No surprises from spineless Labour
Leanna Byrne – Deputy Editor
This was the first promise the Labour have managed to keep. They raised the Student Contribution by €250 and they promise to do it again, and again, and again. The sentiments from the ‘Fed Up, Stand Up’ campaign was too good to be true. We knew it was coming. In fact, I would have been surprised had the Minister announced otherwise.
The government are calling this budget “tough but fair”. The only equality, however, can be seen in the balancing of the accounting books. The numbers match up, but what the coalition have created is a step back in third level education towards a ‘what can you afford’ education? The long-term implications of the past six austerity budgets will inevitably lead to high education entry barriers.

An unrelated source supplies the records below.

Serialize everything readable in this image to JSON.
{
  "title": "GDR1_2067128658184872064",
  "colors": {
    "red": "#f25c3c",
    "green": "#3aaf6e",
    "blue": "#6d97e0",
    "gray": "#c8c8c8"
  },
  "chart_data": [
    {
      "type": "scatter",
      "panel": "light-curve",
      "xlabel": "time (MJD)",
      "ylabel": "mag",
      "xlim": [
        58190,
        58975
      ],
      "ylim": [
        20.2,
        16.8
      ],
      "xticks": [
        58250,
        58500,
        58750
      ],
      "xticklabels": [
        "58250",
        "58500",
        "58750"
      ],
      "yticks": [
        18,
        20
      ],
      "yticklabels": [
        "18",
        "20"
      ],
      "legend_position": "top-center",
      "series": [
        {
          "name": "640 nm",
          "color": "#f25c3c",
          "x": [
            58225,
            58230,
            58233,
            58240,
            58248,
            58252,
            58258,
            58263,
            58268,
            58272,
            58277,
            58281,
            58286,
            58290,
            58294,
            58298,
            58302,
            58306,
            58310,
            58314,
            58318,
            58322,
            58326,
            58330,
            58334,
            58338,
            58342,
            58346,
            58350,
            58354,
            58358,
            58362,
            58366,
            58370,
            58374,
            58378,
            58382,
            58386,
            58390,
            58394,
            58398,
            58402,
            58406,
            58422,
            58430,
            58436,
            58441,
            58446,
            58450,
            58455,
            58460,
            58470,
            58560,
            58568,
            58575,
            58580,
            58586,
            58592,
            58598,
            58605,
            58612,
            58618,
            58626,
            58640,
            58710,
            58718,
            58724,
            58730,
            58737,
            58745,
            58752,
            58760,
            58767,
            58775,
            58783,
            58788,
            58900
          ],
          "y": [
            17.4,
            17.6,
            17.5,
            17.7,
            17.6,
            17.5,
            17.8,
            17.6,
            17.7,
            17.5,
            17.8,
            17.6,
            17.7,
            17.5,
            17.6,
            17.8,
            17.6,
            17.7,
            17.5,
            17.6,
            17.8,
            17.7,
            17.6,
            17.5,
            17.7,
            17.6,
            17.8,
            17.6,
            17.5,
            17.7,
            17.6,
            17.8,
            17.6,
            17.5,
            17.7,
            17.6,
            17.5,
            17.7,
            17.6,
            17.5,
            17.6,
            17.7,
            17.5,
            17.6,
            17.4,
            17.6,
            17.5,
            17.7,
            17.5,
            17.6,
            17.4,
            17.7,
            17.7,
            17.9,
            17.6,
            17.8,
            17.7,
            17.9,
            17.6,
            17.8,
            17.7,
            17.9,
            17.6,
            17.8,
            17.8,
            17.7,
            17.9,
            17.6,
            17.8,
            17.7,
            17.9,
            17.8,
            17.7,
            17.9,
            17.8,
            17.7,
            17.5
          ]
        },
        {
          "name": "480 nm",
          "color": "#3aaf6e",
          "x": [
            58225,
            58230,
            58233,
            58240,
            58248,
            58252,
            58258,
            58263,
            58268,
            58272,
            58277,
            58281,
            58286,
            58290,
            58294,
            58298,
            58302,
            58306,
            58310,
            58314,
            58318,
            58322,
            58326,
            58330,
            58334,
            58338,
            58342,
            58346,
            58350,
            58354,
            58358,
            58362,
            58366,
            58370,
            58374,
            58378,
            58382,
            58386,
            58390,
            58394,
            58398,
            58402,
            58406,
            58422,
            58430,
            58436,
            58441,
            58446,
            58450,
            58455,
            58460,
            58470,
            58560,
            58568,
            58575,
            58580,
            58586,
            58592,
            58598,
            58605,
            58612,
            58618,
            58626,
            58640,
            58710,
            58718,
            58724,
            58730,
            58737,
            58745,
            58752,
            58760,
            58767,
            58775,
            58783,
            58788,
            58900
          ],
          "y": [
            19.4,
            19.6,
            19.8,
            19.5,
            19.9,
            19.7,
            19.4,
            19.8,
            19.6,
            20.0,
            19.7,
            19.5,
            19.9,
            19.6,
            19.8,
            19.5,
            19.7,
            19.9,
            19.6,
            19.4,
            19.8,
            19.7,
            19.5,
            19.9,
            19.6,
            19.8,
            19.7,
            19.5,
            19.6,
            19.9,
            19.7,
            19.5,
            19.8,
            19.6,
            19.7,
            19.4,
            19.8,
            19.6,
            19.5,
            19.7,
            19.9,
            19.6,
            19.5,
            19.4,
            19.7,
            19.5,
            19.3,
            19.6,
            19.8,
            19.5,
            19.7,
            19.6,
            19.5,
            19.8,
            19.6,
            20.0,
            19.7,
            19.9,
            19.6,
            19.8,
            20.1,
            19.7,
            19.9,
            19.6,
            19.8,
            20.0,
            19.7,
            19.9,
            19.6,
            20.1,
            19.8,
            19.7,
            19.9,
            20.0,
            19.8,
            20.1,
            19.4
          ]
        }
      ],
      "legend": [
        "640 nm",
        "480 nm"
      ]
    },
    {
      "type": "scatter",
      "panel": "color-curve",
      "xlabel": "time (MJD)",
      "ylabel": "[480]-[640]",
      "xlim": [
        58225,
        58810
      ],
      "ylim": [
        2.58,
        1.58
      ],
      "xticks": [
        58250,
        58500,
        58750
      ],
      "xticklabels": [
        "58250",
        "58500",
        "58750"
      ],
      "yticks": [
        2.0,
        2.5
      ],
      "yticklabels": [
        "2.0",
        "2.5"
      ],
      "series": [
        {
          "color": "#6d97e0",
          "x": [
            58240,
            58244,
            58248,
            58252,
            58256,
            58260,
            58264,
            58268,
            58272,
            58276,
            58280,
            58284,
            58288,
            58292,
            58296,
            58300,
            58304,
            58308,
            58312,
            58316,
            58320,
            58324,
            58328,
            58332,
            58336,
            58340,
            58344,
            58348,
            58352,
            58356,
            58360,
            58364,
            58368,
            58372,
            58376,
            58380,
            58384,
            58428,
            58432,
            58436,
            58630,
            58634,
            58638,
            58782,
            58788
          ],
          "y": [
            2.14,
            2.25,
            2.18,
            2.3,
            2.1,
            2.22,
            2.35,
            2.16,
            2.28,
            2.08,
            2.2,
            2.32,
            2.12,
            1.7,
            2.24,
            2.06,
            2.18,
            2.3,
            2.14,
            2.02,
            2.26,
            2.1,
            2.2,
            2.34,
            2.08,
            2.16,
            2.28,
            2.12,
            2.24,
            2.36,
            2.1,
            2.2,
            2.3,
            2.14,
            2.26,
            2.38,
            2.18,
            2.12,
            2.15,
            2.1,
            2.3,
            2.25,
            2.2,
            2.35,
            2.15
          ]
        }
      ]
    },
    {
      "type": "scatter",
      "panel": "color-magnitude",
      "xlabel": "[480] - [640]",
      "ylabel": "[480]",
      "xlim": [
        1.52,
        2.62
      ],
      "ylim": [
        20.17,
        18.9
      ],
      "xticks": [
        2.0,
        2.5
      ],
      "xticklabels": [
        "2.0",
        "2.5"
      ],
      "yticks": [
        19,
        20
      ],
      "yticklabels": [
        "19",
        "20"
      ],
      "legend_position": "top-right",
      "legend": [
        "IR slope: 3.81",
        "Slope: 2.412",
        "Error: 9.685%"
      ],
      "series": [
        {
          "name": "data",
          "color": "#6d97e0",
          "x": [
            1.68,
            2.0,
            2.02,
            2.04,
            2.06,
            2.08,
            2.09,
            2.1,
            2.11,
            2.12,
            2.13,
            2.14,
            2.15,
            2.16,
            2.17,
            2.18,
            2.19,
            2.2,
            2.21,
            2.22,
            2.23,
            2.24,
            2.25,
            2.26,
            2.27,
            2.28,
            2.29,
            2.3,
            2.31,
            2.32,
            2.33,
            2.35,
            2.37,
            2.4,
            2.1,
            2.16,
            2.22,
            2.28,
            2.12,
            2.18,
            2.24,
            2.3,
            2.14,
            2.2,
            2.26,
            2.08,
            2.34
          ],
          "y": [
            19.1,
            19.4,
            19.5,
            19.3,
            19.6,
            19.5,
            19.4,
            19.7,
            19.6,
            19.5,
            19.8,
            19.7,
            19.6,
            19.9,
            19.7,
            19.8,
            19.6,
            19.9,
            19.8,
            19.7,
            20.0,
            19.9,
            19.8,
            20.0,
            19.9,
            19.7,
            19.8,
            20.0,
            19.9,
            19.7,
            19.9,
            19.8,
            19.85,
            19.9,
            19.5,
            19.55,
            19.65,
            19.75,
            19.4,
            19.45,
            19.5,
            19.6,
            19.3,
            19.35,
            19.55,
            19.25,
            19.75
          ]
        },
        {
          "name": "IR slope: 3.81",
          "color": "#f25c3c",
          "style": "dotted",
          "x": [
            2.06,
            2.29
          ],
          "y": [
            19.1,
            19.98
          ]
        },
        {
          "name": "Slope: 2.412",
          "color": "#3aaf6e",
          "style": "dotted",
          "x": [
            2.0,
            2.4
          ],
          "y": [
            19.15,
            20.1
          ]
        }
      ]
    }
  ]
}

We only have to look at our neighbours in England to realise what is ahead for us.
The irony is that Labour is part of the widening gap in education. A party that prides itself on a changing structure of economic distribution have hammered another nail into Irish education. We’ve been promised so much; but been dealt an unequal hand. In fact, we’re looking down the line at a broken student with limited options. Even further down the line an incoming government will have to deal with a populace with international education standards that cannot compete.
As education becomes polarised between those who can and cannot afford, Labour are creating the society that they opposed so much. The policies that they so despised when they were in opposition have become a reality while they were in government.
Labour have abolished any scrap of an equal third level education system – they should be ashamed.